What you'll learn:
- Understand how to use Google Cloud services to build, deploy, and manage machine learning models in production
- Use Vertex AI, BigQuery, Cloud Dataflow, and Cloud Dataproc in ML pipelines
- Tune training and serving pipelines
- Choose appropriate infrastructure, including virtual machines, containers, GPUs and TPUS
- How to secure data in ML operations while protecting privacy
- Monitor machine learning models in production and know when to retrain models
- Explore datasets to identify problems and resolve issues such as class imbalance and insufficient data
Machine Learning Engineer is a rewarding, in demand role, and increasingly important to organizations moving building data intensive services in the cloud. The Google Cloud Professional Machine Learning Engineer certification is one of the field's most recognized credentials. This course will help prepare you to take and pass the exam. Specifically, this course will help you understand the details of:
Building and deploying ML models to solve business challenges using Google Cloud services and best practices for machine learning
Aspects of machine learning model architecture, data pipelines structures, optimization, as well as monitoring model performance in production
Fundamental concepts of model development, infrastructure management, data engineering, and data governance
Preparing data, optimizing storage formats, performing exploratory data analysis, and handling missing data
Feature engineering, data augmentation, and feature encoding to maximize the likelihood of building successful models
Understand responsible AI throughout the ML development process and apply proper controls and governance to ensure fairness in machine learning models.
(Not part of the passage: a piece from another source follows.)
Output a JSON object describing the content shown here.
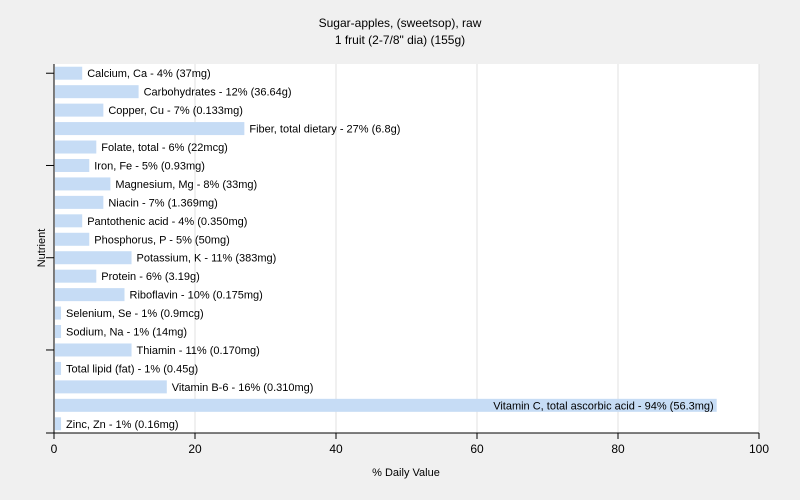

By the end of this course, you will know how to use Google Cloud services for machine learning and just as importantly, you will understand machine learning concepts and techniques needed to use those services effectively.
Unlike courses that set out to teach you how to use particular Google Cloud services, this course is designed to teach you services as well as all the topics covered in the Google Cloud Professional Machine Learning Exam Guide, including machine learning fundamentals and techniques.
The course begins with a discussion of framing business problems as machine learning problems followed by a chapter on the technical framing on ML problems. We next review the architecture of training pipelines and supporting MLservices in Google Cloud, such as:
Vertex AI Datasets
AutoML
Vertex AI Workbenches
Cloud Storage
BigQuery
Cloud Dataflow
Cloud Dataproc.
Machine learning and infrastructure and security are reviewed next.
We then shift focus to building and implementing machine learning models starting with managing and preparing data for machine learning, building machine learning models, and training and testing machine learning models. This is followed by chapters on machine learning serving and monitoring and tuning and optimizing both the training and serving of machine learning models.
Machine learning operations, also known as MLOps, borrow heavily from software engineering practices. As a machine engineer, you will use your understanding of software engineering practices and apply them to machine learning. Machine learning engineers know how to use ML tools, build models, deploy to production, and monitor ML services. They also know how to tune pipelines and optimize the use of compute and storage resources.
Machine learning engineers and data engineers complement each other. Data engineers build services and pipelines for collecting, storing, and managing data while machine learning engineers use those data services as a starting point for accessing data and building ML models to solve specific business problems.